Twenty-one years after the proud proclamation of independence, the Haitian population has seen French warships armed with more than 500 guns appear off the coast. The ultimatum was daunting: “You pay, you compensate us or it’s war!” We will exterminate you! France thus demanded a colossal sum that my parents’ generation was still forced to pay to the heirs of the former master torturers.

The team mobilized by the New York Times was able to trace several of these heirs, also quantify the immense profits for the Crédit Industriel et Commercial (CIC), the same French bank which co-financed the construction of the Eiffel Tower.
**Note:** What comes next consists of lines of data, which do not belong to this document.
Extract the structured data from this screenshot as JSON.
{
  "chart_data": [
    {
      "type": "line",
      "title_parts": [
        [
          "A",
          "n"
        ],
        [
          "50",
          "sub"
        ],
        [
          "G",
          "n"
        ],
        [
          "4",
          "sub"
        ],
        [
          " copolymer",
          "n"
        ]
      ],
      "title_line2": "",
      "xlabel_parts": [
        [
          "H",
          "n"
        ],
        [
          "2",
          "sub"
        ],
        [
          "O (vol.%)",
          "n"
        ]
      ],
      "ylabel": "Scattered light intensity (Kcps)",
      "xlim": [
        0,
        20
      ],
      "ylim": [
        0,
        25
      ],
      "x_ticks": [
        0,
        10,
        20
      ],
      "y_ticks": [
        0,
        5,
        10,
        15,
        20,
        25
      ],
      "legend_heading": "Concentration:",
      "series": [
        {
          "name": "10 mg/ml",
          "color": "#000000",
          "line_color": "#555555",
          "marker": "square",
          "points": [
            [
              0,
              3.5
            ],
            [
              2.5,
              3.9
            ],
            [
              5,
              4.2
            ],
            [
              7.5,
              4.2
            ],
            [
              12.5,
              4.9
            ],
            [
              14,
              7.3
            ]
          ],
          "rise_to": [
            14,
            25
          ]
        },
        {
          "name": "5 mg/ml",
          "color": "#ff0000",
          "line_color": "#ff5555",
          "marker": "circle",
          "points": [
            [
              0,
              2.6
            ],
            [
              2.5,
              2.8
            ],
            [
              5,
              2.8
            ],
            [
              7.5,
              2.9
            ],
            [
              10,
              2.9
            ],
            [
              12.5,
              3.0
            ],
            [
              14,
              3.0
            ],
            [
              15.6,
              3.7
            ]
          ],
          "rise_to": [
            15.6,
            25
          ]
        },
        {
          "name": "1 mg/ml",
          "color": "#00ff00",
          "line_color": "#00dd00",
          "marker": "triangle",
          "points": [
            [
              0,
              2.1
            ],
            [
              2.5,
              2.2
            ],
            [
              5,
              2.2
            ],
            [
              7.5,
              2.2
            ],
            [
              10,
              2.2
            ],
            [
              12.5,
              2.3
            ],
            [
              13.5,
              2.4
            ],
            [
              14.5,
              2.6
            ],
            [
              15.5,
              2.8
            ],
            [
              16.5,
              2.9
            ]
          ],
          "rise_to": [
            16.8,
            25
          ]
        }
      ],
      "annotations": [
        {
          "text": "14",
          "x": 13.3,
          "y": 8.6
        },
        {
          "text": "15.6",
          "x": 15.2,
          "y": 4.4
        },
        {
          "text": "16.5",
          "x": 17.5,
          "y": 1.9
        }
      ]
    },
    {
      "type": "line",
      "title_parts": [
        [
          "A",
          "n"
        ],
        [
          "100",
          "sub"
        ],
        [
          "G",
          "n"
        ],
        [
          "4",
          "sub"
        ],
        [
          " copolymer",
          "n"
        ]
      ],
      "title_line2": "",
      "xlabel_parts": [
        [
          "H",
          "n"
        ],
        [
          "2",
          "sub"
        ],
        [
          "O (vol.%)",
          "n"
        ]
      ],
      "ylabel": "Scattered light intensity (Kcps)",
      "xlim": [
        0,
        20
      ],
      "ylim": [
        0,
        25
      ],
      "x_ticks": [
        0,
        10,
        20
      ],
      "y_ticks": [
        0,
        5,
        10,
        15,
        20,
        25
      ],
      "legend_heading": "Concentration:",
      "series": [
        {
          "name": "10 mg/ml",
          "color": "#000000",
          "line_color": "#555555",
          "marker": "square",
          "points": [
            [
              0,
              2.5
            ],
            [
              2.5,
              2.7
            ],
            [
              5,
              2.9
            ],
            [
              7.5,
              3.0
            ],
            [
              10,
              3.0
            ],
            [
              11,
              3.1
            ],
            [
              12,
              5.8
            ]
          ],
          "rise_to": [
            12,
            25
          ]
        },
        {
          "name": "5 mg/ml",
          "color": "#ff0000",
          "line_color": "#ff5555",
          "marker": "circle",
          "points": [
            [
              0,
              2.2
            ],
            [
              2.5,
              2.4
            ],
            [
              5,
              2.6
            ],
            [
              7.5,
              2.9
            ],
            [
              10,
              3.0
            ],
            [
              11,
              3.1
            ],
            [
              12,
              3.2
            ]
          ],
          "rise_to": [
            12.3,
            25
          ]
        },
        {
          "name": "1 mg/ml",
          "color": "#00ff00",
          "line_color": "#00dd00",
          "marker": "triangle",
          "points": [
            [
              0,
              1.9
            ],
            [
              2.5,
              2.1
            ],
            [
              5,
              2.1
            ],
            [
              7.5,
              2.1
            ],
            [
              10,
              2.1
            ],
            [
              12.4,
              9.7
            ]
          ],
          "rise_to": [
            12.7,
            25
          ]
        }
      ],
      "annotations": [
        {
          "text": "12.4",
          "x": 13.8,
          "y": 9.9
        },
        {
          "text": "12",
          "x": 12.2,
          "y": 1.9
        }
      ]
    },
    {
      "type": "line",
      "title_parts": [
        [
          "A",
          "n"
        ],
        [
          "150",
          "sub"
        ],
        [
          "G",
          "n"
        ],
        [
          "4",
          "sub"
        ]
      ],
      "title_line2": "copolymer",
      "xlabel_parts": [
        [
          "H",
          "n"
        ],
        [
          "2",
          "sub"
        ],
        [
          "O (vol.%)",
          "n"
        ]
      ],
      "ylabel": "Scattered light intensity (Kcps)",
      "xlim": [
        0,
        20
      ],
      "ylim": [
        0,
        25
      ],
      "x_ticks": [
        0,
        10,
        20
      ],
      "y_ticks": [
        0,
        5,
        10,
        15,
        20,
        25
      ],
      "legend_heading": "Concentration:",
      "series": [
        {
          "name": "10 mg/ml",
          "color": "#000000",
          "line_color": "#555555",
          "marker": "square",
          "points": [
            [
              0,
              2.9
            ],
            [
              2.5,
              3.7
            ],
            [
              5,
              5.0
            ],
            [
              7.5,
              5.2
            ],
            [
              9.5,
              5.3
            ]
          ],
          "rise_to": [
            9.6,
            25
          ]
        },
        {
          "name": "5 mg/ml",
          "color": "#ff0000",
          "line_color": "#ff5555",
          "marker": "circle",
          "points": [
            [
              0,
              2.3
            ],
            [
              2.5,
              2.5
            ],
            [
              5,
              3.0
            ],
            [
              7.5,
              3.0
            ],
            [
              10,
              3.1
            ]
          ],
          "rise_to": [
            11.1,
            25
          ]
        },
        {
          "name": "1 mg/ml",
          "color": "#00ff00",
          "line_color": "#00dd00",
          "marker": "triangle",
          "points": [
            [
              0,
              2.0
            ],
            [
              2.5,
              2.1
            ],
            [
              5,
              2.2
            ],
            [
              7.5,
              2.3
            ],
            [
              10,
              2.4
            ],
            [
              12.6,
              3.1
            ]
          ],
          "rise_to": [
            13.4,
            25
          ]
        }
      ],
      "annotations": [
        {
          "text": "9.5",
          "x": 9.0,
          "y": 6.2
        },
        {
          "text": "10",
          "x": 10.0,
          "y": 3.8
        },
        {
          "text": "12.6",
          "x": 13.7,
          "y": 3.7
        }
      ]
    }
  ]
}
There is the indemnity, but also the loan contracted to pay it, a double debt at dizzying interest rates. France will require Haiti to borrow from French banks to meet its payments, which greatly exceed the revenues of the first black republic in the history of humanity, thus condemned not to prosper.

Placed under total embargo, cut off from all markets by the world powers of slavery who wanted to prevent the Haitian example from spreading, the country had few resources to get by.

The CIC kept control of Haitian finances for decades, this double debt stimulated the growth of the fledgling international banking system in Paris and precipitated Haiti on the path of chronic poverty and underdevelopment.

The American newspaper also reports how much Wall Street coveted Haiti’s wealth and ensured very comfortable income for the bank that would become Citigroup. Displacing French influence, this would encourage the American invasion of Haiti, one of the longest military occupations in the history of the United States, from 1915 to 1934, clearly envisaged within the framework of the expansion of the American interests in Central America and the Caribbean Basin. Haiti is trapped, engulfed in this spiral of indebtedness and predation, to the benefit of France, the United States, but also of corrupt dictators who were able to keep power with the tacit support of these two powers.

The investigation of New York Times demonstrates perfectly what Haiti could have achieved in terms of economic development, construction of essential infrastructure, education and health services, if all this money had not been sent to former slaveholders. “The shortfall for Haiti is staggering, in the order of $115 billion, eight times the size of its economy in 2020,” the experts conclude.

The only Haitian president to have dared to ask France to reimburse this spoliation is Jean-Bertrand Aristide. Paris and Washington could not bear it and this would have earned him, diplomats testify, to be forced into exile in South Africa. the New York Times also talks about it and made sure to publish the raw data in complete transparency⁠2 collected in the hope that they will stimulate further research on the subject.